MPs' expenses scandal will define the next election
Ed Miliband, now established as Cabinet’s Mr Clean, has just put on an admirable show of optimism on Marr. He reckons it’s been a bad couple of weeks but come the election people will have forgotten about expenses and will vote instead on the ‘big issues’, namely the economy. Not in the part of rural England where I am, where they are reaching for their pitchforks and coils of stout rope. No 10 clearly still holds to the hope that recovery will save Gordon Brown from what this morning’s polls suggest is going to be a night of fearsome retribution when voting comes. Mr Miliband tried hard to suggest that the revelations in the Telegraph are in some way incomplete and ‘partial accounts’. He said: ‘I don’t think we should judge individuals.’

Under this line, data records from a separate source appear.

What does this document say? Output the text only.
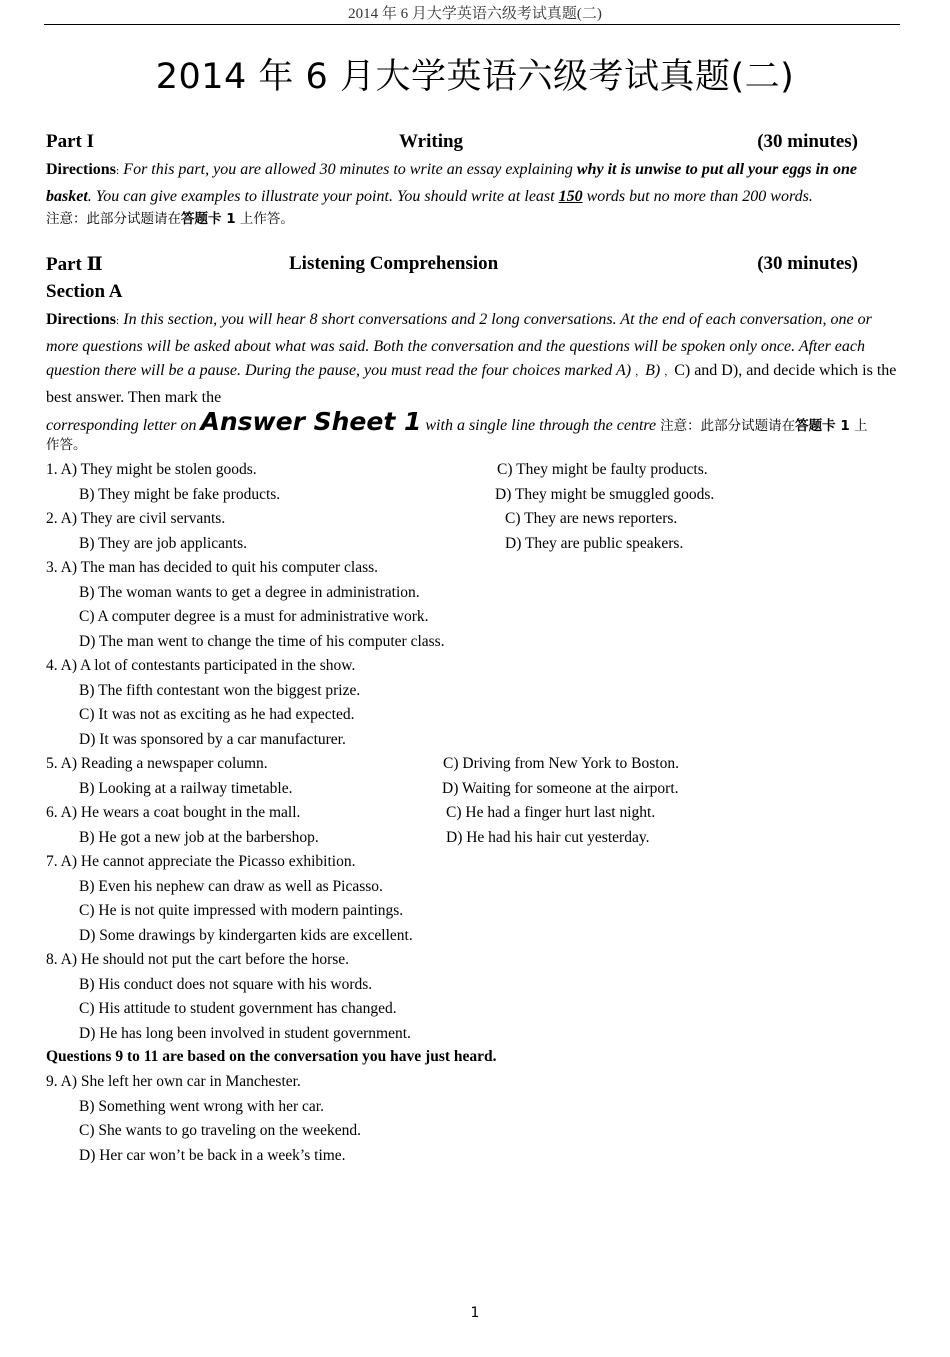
2014 年 6 月大学英语六级考试真题(二)
2014 年 6 月大学英语六级考试真题(二)
Part I	Writing	(30 minutes)
Directions: For this part, you are allowed 30 minutes to write an essay explaining why it is unwise to put all your eggs in one basket. You can give examples to illustrate your point. You should write at least 150 words but no more than 200 words.
注意：此部分试题请在答题卡 1 上作答。
Part Ⅱ	Listening Comprehension	(30 minutes)
Section A
Directions: In this section, you will hear 8 short conversations and 2 long conversations. At the end of each conversation, one or more questions will be asked about what was said. Both the conversation and the questions will be spoken only once. After each question there will be a pause. During the pause, you must read the four choices marked A) ，B) ，C) and D), and decide which is the best answer. Then mark the
corresponding letter on Answer Sheet 1 with a single line through the centre 注意：此部分试题请在答题卡 1 上
作答。
1. A) They might be stolen goods.	C) They might be faulty products.
B) They might be fake products.	D) They might be smuggled goods.
2. A) They are civil servants.	C) They are news reporters.
B) They are job applicants.	D) They are public speakers.
3. A) The man has decided to quit his computer class.
B) The woman wants to get a degree in administration.
C) A computer degree is a must for administrative work.
D) The man went to change the time of his computer class.
4. A) A lot of contestants participated in the show.
B) The fifth contestant won the biggest prize.
C) It was not as exciting as he had expected.
D) It was sponsored by a car manufacturer.
5. A) Reading a newspaper column.	C) Driving from New York to Boston.
B) Looking at a railway timetable.	D) Waiting for someone at the airport.
6. A) He wears a coat bought in the mall.	C) He had a finger hurt last night.
B) He got a new job at the barbershop.	D) He had his hair cut yesterday.
7. A) He cannot appreciate the Picasso exhibition.
B) Even his nephew can draw as well as Picasso.
C) He is not quite impressed with modern paintings.
D) Some drawings by kindergarten kids are excellent.
8. A) He should not put the cart before the horse.
B) His conduct does not square with his words.
C) His attitude to student government has changed.
D) He has long been involved in student government.
Questions 9 to 11 are based on the conversation you have just heard.
9. A) She left her own car in Manchester.
B) Something went wrong with her car.
C) She wants to go traveling on the weekend.
D) Her car won’t be back in a week’s time.
1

His restraint is admirable but wrong. Judgement is precisely what is needed, and it is tempting to begin wondering if an early election is the solution, to clean out the place and give a mandate for change to those MPs – and they do exist – who have not abused the system and have been arguing for reform. Liam Fox was less willing to give wayward colleagues the benefit of the doubt by telling the same programme that it was up to individuals to explain themselves. His point about the danger that this will sap public confidence in politics reinforces my sense that an early election will become the rallying cry of reformers.